A mi alrededor hay polvo y cagadas de oveja y, envueltos en una niebla que hoy no se deshace, los árboles parecen esperar.

Cuando llegue el ganado le daremos agua, curaremos las heridas con Zotal, comprobaremos que las puertas estén bien cerradas y nos iremos al pueblo en la furgoneta. Quince minutos en silencio: la radio no funciona y mi padre solo habla en el bar. Quince minutos por una recta que rompe las viñas y los rastrojos hasta el pueblo, gris, un tumor en la falda de una loma, mi padre suspira al llegar.

En medio de los rastrojos y las viñas te encuentras con haciendas ruinosas. Todo lo cubre el polvo, los cabrios están partidos y las tejas hechas añicos en el suelo, siempre veo algo: un plato en la mesa, una trébede en el hogar, que me hace pensar que el paso de los siglos les ha pillado de improviso.

El miércoles por la mañana se acercó a mí saltando y aullando como antes. Vi que estaba vacía y que le colgaba la ubre. Me puso las patas delanteras en los muslos jadeando y me alegré de que estuviese bien. Corrí a buscar la cría, miré en el chamizo, entre la chatarra, en el leñero, bajo el pilón. Nada. Apenas tenía un rato los buscaba, pero ni rastro.

En algún momento tendrá que amamantarlos, con esa idea la vigilaba. Para nada porque no hacía otra cosa que dormir.

A veces pensaba que mi padre los había encontrado y a veces que Lola se los había llevado bien lejos porque podía recordar las manos de mi padre, el frío que dejaron donde sus cinco hermanos.

Anoche me tocó venir. Mientras cargaba pienso en el tractor, creí ver a Lola pasar. Apagué el motor. En el ejido no estaba. Apunté con la linterna al chamizo, dormía plácidamente. Apagué la linterna y me puse a escuchar. Una oveja inquieta en el redil. Cerré los ojos. Pude oír el vuelo de los insectos, la brisa estremecer los ababoles. Y en medio de esa soledad inmensa, en el campo inmenso, oí trepar desde el centro de la Tierra por mis piernas los sueños.
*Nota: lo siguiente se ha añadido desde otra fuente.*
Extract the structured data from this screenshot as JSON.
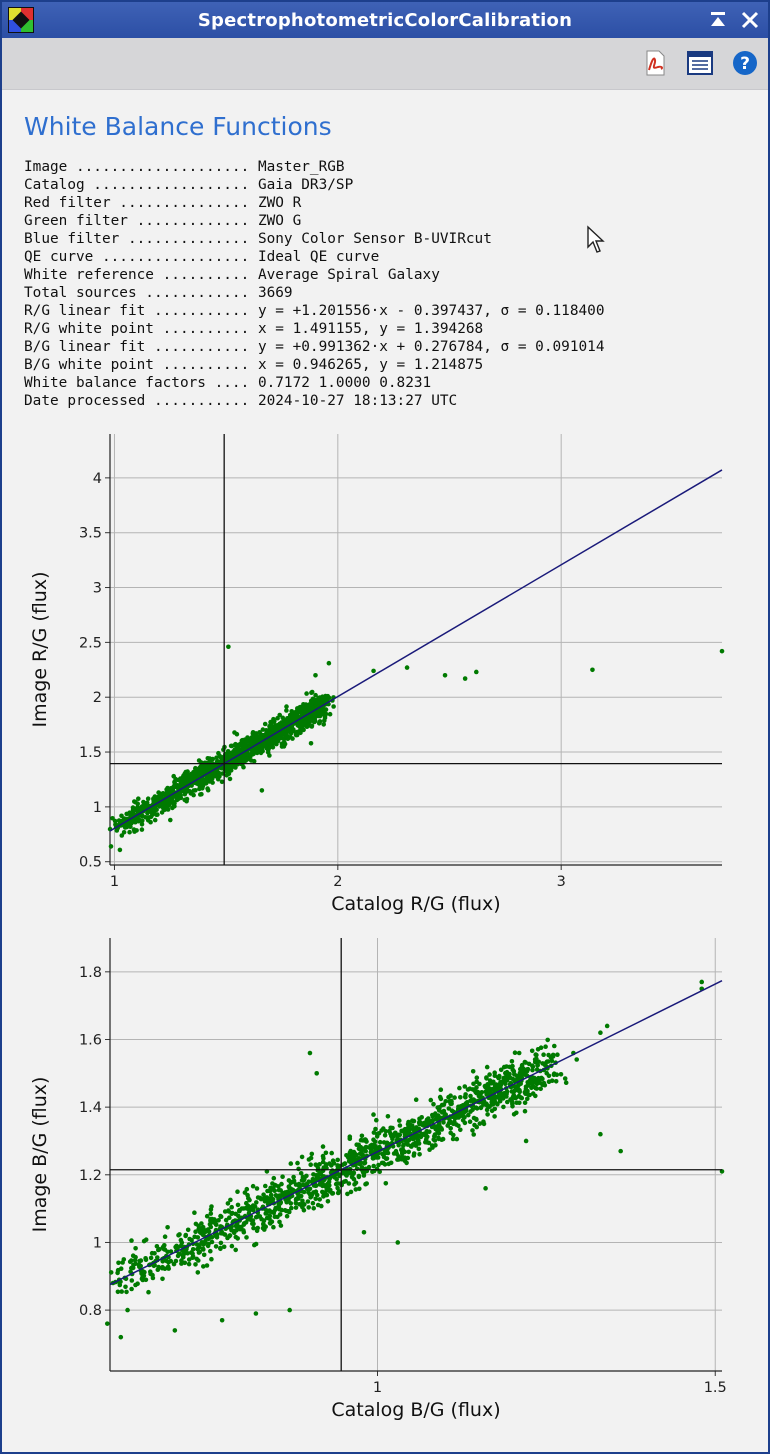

De pronto, un rumor en la paja suelta de la hacina. Camino, despacio, oigo unos gruñidos agudos. Los paquetes de paja mal colocados dejan huecos cómodos y calientes. Aparto la paja, alumbro: los gruñidos son la risilla de las ratas que devoran los hocicos de los cachorros.

Los tiró allí, nuevecitos y sanos, y se desentendió de ellos. Tenían restos de placenta reseca, ni siquiera los lamió.

Ya viene, siento las voces de mi padre, los cencerros, los ladridos. Cenaremos, también en silencio.

Lola se ha despertado y muerde una vieja abarca. Me mira un momento con su oreja tiesa, ladea la cabeza y vuelve a lo suyo. Ya viene. Sus hijos se pudren a unos metros de aquí y ella muerde una vieja abarca. La envidio.